We believe in family time, exercise and playing and exploring, and reading for fun. That's what kids need to succeed in the future. Come high school, you can all stress about the homework. :) Our 2nd grade teacher gives almost nothing out, by the way.

It doesn't take balancing like a yoga master. I too have 3 times a week Zumba (love it), and my kids are in lots of sport-type stuff for exercise weekends and the week. We do NOT stress about homework for young children.

R.X.

answers from Houston on

I do not know why teachers load homework. Homework should take 15 mi jets and be a review of the objective of the day. Tell that to the teacher.

L.A.

answers from Austin on

Sounds like our daughters homework at that time, but she was a young 7 year old in second grade.

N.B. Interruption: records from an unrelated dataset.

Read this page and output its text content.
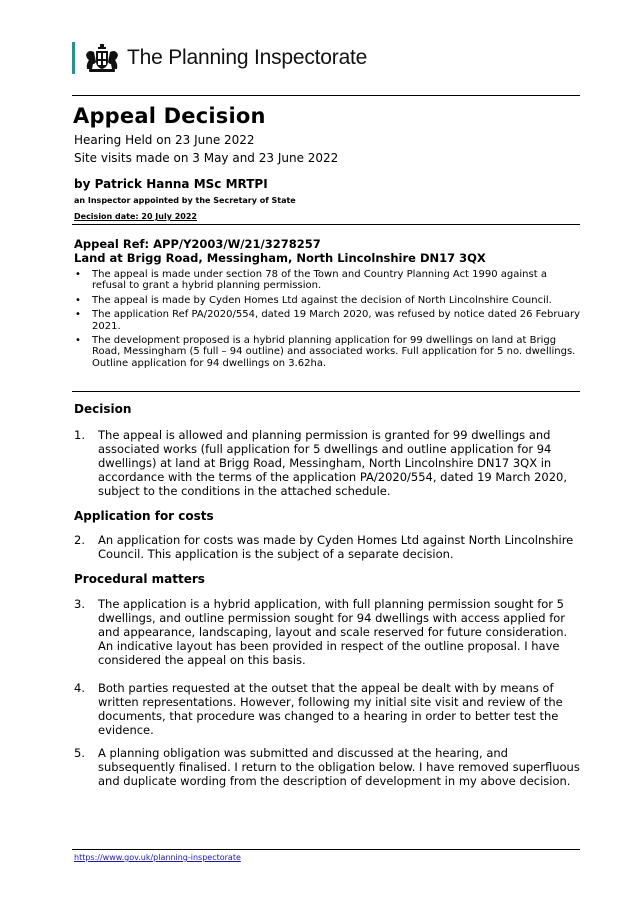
The Planning Inspectorate
Appeal Decision
Hearing Held on 23 June 2022
Site visits made on 3 May and 23 June 2022
by Patrick Hanna MSc MRTPI
an Inspector appointed by the Secretary of State
Decision date: 20 July 2022
Appeal Ref: APP/Y2003/W/21/3278257
Land at Brigg Road, Messingham, North Lincolnshire DN17 3QX
• The appeal is made under section 78 of the Town and Country Planning Act 1990 against a refusal to grant a hybrid planning permission.
• The appeal is made by Cyden Homes Ltd against the decision of North Lincolnshire Council.
• The application Ref PA/2020/554, dated 19 March 2020, was refused by notice dated 26 February 2021.
• The development proposed is a hybrid planning application for 99 dwellings on land at Brigg Road, Messingham (5 full – 94 outline) and associated works. Full application for 5 no. dwellings. Outline application for 94 dwellings on 3.62ha.
Decision
1.	The appeal is allowed and planning permission is granted for 99 dwellings and associated works (full application for 5 dwellings and outline application for 94 dwellings) at land at Brigg Road, Messingham, North Lincolnshire DN17 3QX in accordance with the terms of the application PA/2020/554, dated 19 March 2020, subject to the conditions in the attached schedule.
Application for costs
2.	An application for costs was made by Cyden Homes Ltd against North Lincolnshire Council. This application is the subject of a separate decision.
Procedural matters
3.	The application is a hybrid application, with full planning permission sought for 5 dwellings, and outline permission sought for 94 dwellings with access applied for and appearance, landscaping, layout and scale reserved for future consideration. An indicative layout has been provided in respect of the outline proposal. I have considered the appeal on this basis.
4.	Both parties requested at the outset that the appeal be dealt with by means of written representations. However, following my initial site visit and review of the documents, that procedure was changed to a hearing in order to better test the evidence.
5.	A planning obligation was submitted and discussed at the hearing, and subsequently finalised. I return to the obligation below. I have removed superfluous and duplicate wording from the description of development in my above decision.
https://www.gov.uk/planning-inspectorate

Our schedule was come home, have a snack maybe a little down time and then homework. I let her pick what homework item she wanted to start with.

I did not sit with her, instead, I was "around" if she needed assistance.

We also went over the words the first day. The ones she could already spell, we did not concentrate on them. Sometimes, I would have her call out the words to me and I would make spelling mistakes, when she "graded them" she was supposed to find my mistakes. Red Pen and all!

The reading was not a problem for us, our daughter read way over an hour every night.

Projects we discussed and then she contemplated how SHE wanted to work on them and what she would need from me. (Supplies, Hot glue gun.. etc) And sometimes, she just wanted me to sit with her, so I would work on "my homework".

She knew that homework was her priority each night and she liked getting it over with.

My husband liked also "working" with her on homework, when she was stumped on a concept or needed some creative ideas.

She got faster and faster as the school year went on.

Wait till 3rd grade. the focus is not so much learning to read, or learning to spell, but instead the comprehension part.. This what they will be tested on from then on.

The secret to these tests, is to teach your child to read the questions first, then read the content, they can then highlight the answers in the text.